Que retenir de cette première phase de négociations ?

La première leçon provient en réalité de la phase précédente de la guerre commerciale : une fois appliqués pendant un certain temps, les droits de douane deviennent rigides, et il est difficile de les faire revenir à leur niveau initial. La signature de l’Accord Phase-1, conclu à la fin du premier mandat de Donald Trump à l’issue d’une phase de deux ans de hausse continue des droits de douane, n’a jamais permis de revenir au niveau de droits qui prévalait avant 2018. Ce niveau n’a pas non plus été remis en question par l’administration Biden. Le niveau des droits atteint cette fois-ci laissait supposer qu’une négociation aurait rapidement lieu, mais le risque est tout de même de ressortir avec des montants durablement plus élevés, qui devront être absorbés par les entreprises ou les consommateurs, dans un jeu à somme négative pour chacun des deux camps. 
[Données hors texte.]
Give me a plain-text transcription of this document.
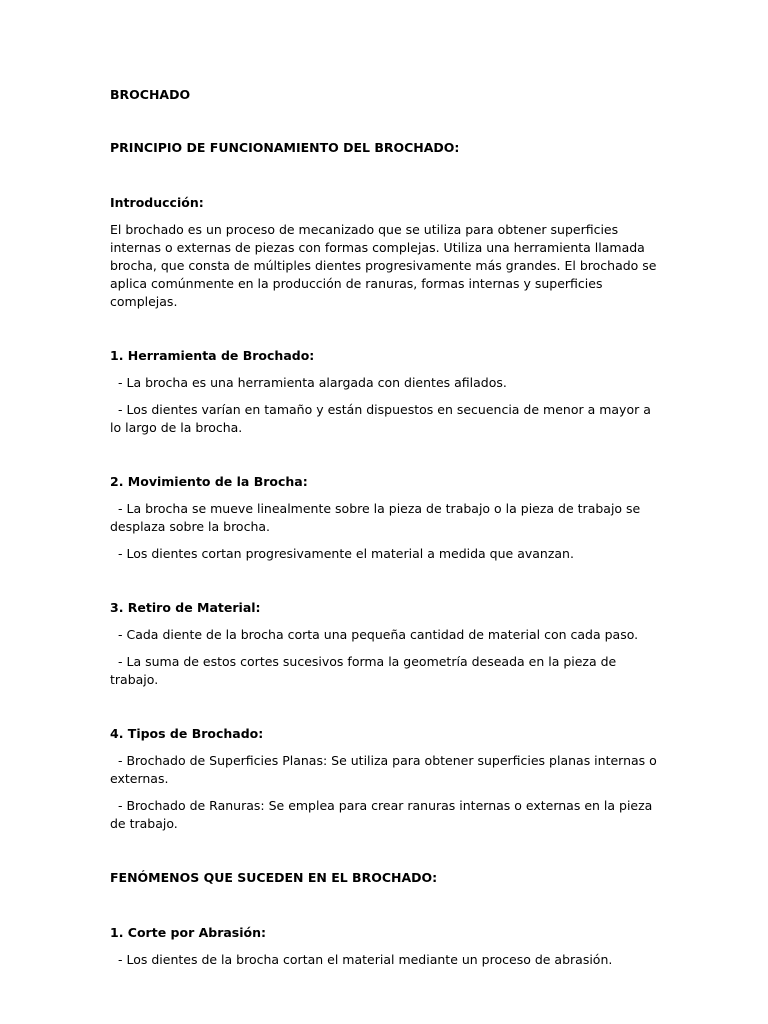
BROCHADO

PRINCIPIO DE FUNCIONAMIENTO DEL BROCHADO:

Introducción:

El brochado es un proceso de mecanizado que se utiliza para obtener superficies internas o externas de piezas con formas complejas. Utiliza una herramienta llamada brocha, que consta de múltiples dientes progresivamente más grandes. El brochado se aplica comúnmente en la producción de ranuras, formas internas y superficies complejas.

1. Herramienta de Brochado:

- La brocha es una herramienta alargada con dientes afilados.

- Los dientes varían en tamaño y están dispuestos en secuencia de menor a mayor a lo largo de la brocha.

2. Movimiento de la Brocha:

- La brocha se mueve linealmente sobre la pieza de trabajo o la pieza de trabajo se desplaza sobre la brocha.

- Los dientes cortan progresivamente el material a medida que avanzan.

3. Retiro de Material:

- Cada diente de la brocha corta una pequeña cantidad de material con cada paso.

- La suma de estos cortes sucesivos forma la geometría deseada en la pieza de trabajo.

4. Tipos de Brochado:

- Brochado de Superficies Planas: Se utiliza para obtener superficies planas internas o externas.

- Brochado de Ranuras: Se emplea para crear ranuras internas o externas en la pieza de trabajo.

FENÓMENOS QUE SUCEDEN EN EL BROCHADO:

1. Corte por Abrasión:

- Los dientes de la brocha cortan el material mediante un proceso de abrasión.
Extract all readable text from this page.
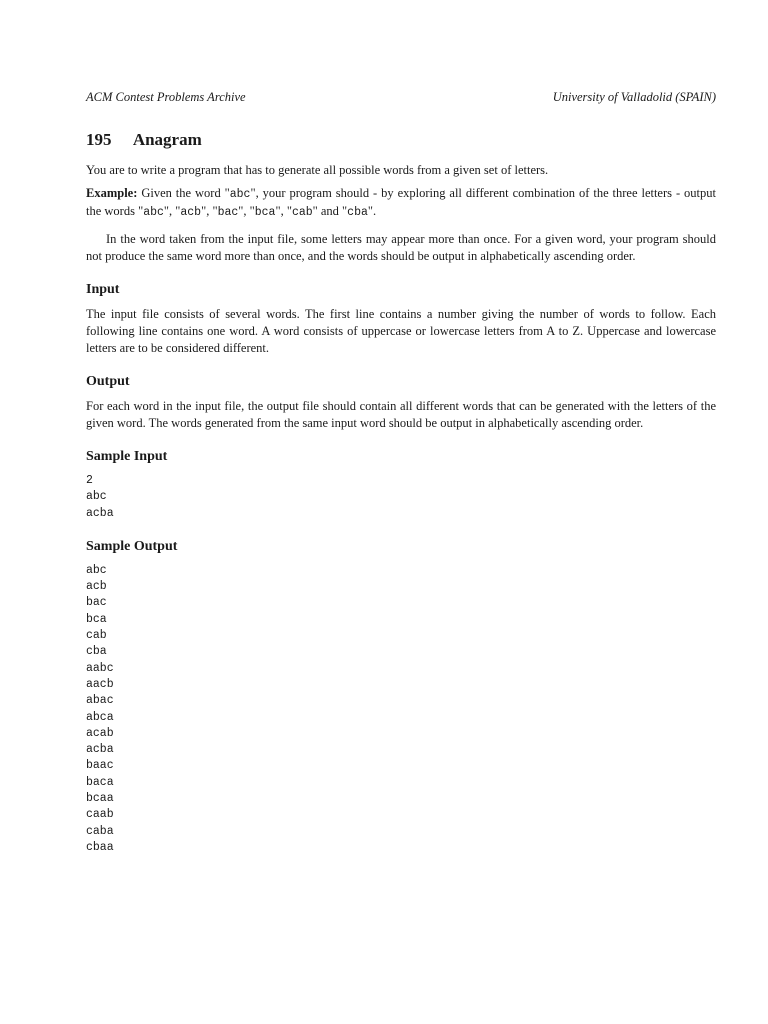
ACM Contest Problems Archive	University of Valladolid (SPAIN)
195 Anagram

You are to write a program that has to generate all possible words from a given set of letters.

Example: Given the word "abc", your program should - by exploring all different combination of the three letters - output the words "abc", "acb", "bac", "bca", "cab" and "cba".

In the word taken from the input file, some letters may appear more than once. For a given word, your program should not produce the same word more than once, and the words should be output in alphabetically ascending order.

Input

The input file consists of several words. The first line contains a number giving the number of words to follow. Each following line contains one word. A word consists of uppercase or lowercase letters from A to Z. Uppercase and lowercase letters are to be considered different.

Output

For each word in the input file, the output file should contain all different words that can be generated with the letters of the given word. The words generated from the same input word should be output in alphabetically ascending order.

Sample Input
2
abc
acba
Sample Output
abc
acb
bac
bca
cab
cba
aabc
aacb
abac
abca
acab
acba
baac
baca
bcaa
caab
caba
cbaa
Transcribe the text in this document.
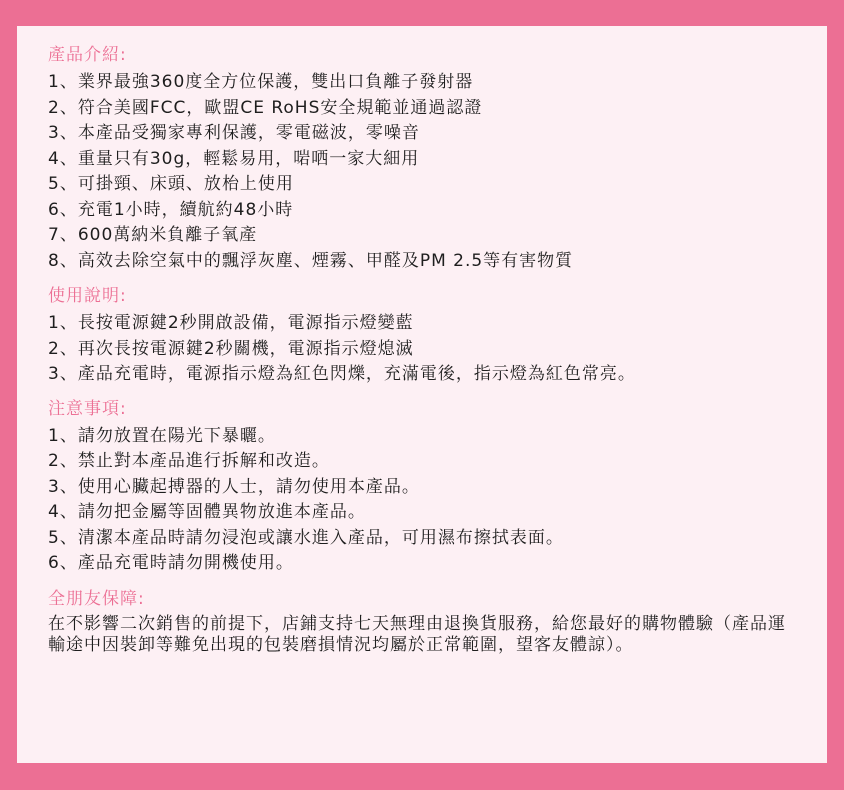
產品介紹:
1、業界最強360度全方位保護，雙出口負離子發射器
2、符合美國FCC，歐盟CE RoHS安全規範並通過認證
3、本產品受獨家專利保護，零電磁波，零噪音
4、重量只有30g，輕鬆易用，啱哂一家大細用
5、可掛頸、床頭、放枱上使用
6、充電1小時，續航約48小時
7、600萬納米負離子氧產
8、高效去除空氣中的飄浮灰塵、煙霧、甲醛及PM 2.5等有害物質
使用說明:
1、長按電源鍵2秒開啟設備，電源指示燈變藍
2、再次長按電源鍵2秒關機，電源指示燈熄滅
3、產品充電時，電源指示燈為紅色閃爍，充滿電後，指示燈為紅色常亮。
注意事項:
1、請勿放置在陽光下暴曬。
2、禁止對本產品進行拆解和改造。
3、使用心臟起搏器的人士，請勿使用本產品。
4、請勿把金屬等固體異物放進本產品。
5、清潔本產品時請勿浸泡或讓水進入產品，可用濕布擦拭表面。
6、產品充電時請勿開機使用。
全朋友保障:
在不影響二次銷售的前提下，店鋪支持七天無理由退換貨服務，給您最好的購物體驗（產品運輸途中因裝卸等難免出現的包裝磨損情況均屬於正常範圍，望客友體諒）。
La deuxième, c’est que les États-Unis ressortent avec une image affaiblie de cette phase de négociations, mais que la Chine a peut-être plus à perdre à long terme. Dans cette partie de poker, l’administration Trump joue avec plusieurs handicaps, dont la Chine a bien conscience. Le premier, c’est que les marchés, et notamment les marchés obligataires, ont déjà signifié leur opposition profonde aux droits de douane, ce qui a provoqué les premières reculades de l’administration américaine. Ils seront peut-être prêts à tolérer des droits supplémentaires à 10% sur le reste du monde et à 30% sur la Chine, mais pas beaucoup plus. 

Ensuite, les ménages américains ont montré qu’ils étaient bien moins résilients que les ménages chinois. Le camp démocrate a payé cher l’accélération de l’inflation entre 2021 et 2023. Dans le même temps, les ménages chinois affrontaient une crise immobilière sans précédent, avec des conséquences directes sur la valeur de leur patrimoine, et des destructions d’emplois massives liées à la fois à la crise sanitaire et aux changements réglementaires dans le secteur des nouvelles technologies. Les régimes autoritaires ne sont pas soumis aux mêmes pressions électorales, ce qui leur ouvre un horizon temporel parfois plus large pour négocier. Xi Jinping, enfant de la Révolution culturelle, souligne souvent dans ses prises de parole qu’il est parfois nécessaire d’accepter des moments difficiles pour remporter les combats.

Trump, au contraire, valorise le deal rapide et les victoires éclatantes. Maintenir les droits à 30% supplémentaires, contre 10% pour la Chine, est un moyen de sauver son honneur, mais son reste de crédibilité dans la négociation, déjà très écorné par la méthode folklorique de calcul des droits réciproques, a été un peu entamé.

Enfin, les chiffres du commerce extérieur chinois du mois d’avril ont déjoué toutes les prévisions. Les exportations ont progressé de 8,1% en glissement annuel et le solde commercial a atteint un nouveau record, en dépassant 1 100 milliards de dollars. Les exportateurs chinois ont reconnu avoir utilisé des circuits de contournement pour faire rentrer leurs produits aux États-Unis, mais il n’empêche que ces chiffres, publiés la veille du début des négociations, ont placé la Chine en position de force. 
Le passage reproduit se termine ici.